The second article is another great bit of writing from one of the Two Chucks at CricInfo, discussing the might-have-beens:

Where it all didn’t go wrong for Australia
So much has clicked for Michael Clarke and his players, even on the occasions when things briefly looked like they might go right for England instead
Jarrod Kimber at the MCG
29/12/13

In another timeline, Alastair Cook just pushed a single to get Jonathan Trott on strike. Then Trott tickled a leg-side ball from Jon Holland around the corner, taking another one, as England won the series 3-1. Michael Clarke looks lost. Shane Watson is not there.

On this timeline, Watson burped a ball to deep square from Monty Panesar to move Australia ever closer to 5-0. Watson and Clarke embrace like brothers. Cook looks lost. Trott is not there.

It might seem completely inconceivable right now that Australia could have ever lost this series but, considering how much has gone right for them this series, it is not exactly science fiction.

Things have consistently not gone wrong for Australia.

For instance, they might not have picked Mitchell Johnson. Despite good white-ball form, and even with Kevin Pietersen and Trott flinching in the UK, Johnson might not have played had Mitchell Starc or James Pattinson been fit. Johnson was suspended on the Test tour of India earlier in the year, didn’t fit Australia’s plan of pressure through subtle movement. His batting is handy, but Australia’s tail did okay without him. So, had there been other options, or if Australia decided to move on, Johnson wouldn’t have played at the Gabba.

Without Johnson, Australia would not be 4-0.

Brad Haddin also could have been dropped. While he kept well in the UK, he also averaged 22. He is 36, it was his first real series back in the team, and he struggled to make an impact. The major reason he was brought back was to calm relations in the team but Darren Lehmann handled that quite well himself. Australia could have looked at it and decided that, with Wade averaging roughly the same and a better conversion rate for hundreds, it was time to bring him back in and let him take more of a leadership role.

Without Haddin, Australia would not be 4-0.

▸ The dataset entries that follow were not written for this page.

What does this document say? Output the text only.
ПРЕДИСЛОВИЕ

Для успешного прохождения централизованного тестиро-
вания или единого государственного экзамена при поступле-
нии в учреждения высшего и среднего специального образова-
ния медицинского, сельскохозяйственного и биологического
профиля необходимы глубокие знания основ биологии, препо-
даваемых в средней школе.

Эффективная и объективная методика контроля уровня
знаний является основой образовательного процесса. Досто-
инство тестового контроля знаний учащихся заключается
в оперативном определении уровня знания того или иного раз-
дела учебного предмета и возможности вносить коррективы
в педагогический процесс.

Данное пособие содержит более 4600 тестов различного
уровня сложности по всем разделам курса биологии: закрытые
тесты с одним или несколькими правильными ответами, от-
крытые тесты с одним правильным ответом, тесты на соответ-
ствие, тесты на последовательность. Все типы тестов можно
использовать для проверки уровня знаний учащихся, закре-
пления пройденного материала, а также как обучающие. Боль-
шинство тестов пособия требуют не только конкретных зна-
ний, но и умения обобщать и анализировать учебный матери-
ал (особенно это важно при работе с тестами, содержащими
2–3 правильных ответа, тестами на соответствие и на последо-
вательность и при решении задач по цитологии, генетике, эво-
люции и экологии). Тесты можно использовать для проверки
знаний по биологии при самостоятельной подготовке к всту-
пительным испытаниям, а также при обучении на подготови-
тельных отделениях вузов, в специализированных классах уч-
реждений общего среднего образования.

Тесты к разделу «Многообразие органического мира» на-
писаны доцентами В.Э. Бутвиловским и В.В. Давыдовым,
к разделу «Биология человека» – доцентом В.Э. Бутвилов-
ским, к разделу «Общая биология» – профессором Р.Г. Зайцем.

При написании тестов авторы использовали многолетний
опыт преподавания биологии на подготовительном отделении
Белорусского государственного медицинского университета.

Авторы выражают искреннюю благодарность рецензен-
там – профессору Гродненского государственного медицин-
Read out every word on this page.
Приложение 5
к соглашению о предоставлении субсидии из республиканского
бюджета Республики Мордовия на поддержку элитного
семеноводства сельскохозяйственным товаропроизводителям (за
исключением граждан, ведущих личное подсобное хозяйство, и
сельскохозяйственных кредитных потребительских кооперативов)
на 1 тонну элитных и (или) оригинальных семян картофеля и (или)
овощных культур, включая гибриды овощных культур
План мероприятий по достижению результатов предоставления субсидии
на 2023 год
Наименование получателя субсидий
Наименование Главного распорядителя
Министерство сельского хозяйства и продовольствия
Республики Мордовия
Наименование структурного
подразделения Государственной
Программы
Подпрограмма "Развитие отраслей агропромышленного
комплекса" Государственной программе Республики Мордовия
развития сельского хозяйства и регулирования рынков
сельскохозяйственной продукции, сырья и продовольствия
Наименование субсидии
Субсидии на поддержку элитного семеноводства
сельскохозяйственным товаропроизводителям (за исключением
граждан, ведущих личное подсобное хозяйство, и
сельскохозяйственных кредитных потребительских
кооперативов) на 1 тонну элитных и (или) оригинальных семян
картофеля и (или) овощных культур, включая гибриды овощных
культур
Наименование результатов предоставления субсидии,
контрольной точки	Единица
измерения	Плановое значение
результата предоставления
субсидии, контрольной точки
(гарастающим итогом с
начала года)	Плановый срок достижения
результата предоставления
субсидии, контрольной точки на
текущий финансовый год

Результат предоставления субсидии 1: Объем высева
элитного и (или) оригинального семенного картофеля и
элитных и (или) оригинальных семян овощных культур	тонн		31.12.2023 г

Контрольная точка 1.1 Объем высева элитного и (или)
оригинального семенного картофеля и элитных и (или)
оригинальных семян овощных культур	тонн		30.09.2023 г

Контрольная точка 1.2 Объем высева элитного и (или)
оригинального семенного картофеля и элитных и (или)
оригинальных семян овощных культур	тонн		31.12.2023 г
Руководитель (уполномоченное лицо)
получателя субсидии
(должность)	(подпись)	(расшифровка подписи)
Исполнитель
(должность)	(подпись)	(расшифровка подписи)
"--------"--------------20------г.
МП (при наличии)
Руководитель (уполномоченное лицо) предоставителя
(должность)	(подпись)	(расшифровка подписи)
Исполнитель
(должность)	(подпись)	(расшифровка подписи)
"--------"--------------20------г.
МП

David Warner has made a lot of runs in second-innings knocks with little pressure. Peter Siddle and Ryan Harris have been good but have not really been tested in fifth and sixth spells. Nathan Lyon has been serviceable, but that’s easier to do with Johnson decapitating people at the other end. Watson has only passed 22 once in the first innings. George Bailey has barely played a proper Test innings yet and Chris Rogers would have been in far more pressure coming into this Test had it not been for the scoreline.

And none of that even takes into account the possibility of an injury befalling Harris, or Watson, or even Clarke.

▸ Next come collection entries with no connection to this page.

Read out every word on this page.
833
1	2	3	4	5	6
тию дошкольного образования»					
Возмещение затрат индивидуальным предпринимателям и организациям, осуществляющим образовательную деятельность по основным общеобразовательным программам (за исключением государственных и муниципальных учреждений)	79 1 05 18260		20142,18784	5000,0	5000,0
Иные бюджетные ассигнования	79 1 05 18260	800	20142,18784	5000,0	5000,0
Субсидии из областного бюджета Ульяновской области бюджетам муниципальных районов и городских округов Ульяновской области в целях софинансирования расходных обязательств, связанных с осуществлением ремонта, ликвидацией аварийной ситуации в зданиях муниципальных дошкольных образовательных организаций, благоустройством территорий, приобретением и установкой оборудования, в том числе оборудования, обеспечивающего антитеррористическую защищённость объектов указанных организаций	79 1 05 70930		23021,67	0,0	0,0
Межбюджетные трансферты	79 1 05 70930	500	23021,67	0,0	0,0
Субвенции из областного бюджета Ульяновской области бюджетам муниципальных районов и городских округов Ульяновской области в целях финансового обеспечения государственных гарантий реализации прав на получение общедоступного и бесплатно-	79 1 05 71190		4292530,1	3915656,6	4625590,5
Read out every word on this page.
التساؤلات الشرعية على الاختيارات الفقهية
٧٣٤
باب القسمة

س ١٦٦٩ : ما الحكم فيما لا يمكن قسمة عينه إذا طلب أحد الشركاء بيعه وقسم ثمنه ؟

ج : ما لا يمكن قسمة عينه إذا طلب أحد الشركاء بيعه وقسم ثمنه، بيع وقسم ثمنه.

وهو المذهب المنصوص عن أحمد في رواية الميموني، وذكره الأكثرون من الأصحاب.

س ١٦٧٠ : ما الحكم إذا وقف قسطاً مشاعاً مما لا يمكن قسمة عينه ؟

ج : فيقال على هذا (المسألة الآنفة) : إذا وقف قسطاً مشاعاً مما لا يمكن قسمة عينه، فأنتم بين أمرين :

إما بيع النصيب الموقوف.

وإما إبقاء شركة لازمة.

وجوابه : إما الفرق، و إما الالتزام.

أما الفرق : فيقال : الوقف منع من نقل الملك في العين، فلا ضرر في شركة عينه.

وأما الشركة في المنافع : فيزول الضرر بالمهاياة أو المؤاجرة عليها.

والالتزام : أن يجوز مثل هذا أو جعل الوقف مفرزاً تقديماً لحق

Instead Trott went home. Graeme Swann retired. Matt Prior was dropped. And Cook looks under pressure.

James Anderson looks tired and beaten. Stuart Broad hasn’t bowled another great spell since the Gabba. Ian Bell has lost the magic he had in the home Ashes. Pietersen can’t seem to please anyone. Michael Carberry hasn’t gone on to make any real impact on the series despite looking okay most of the time. Joe Root’s constant travels around the batting order and his propensity to waft have had him in trouble. Tim Bresnan is not the same bowler he was three years ago.

And whether real or imagined, it seemed like every single decision that Alastair Cook made in this Test went against him. Whereas Michael Clarke probably made a mistake at the toss, ended up with a 51-run deficit, and still won by eight wickets.

In another timeline Prior takes the first catch, Cook takes the second and England win comfortably. But that never ever looked possible today. Just like all series, if something could go right for England, they made a mistake to ensure it didn’t.

And Australia have ridden the many gift horses into the sunset.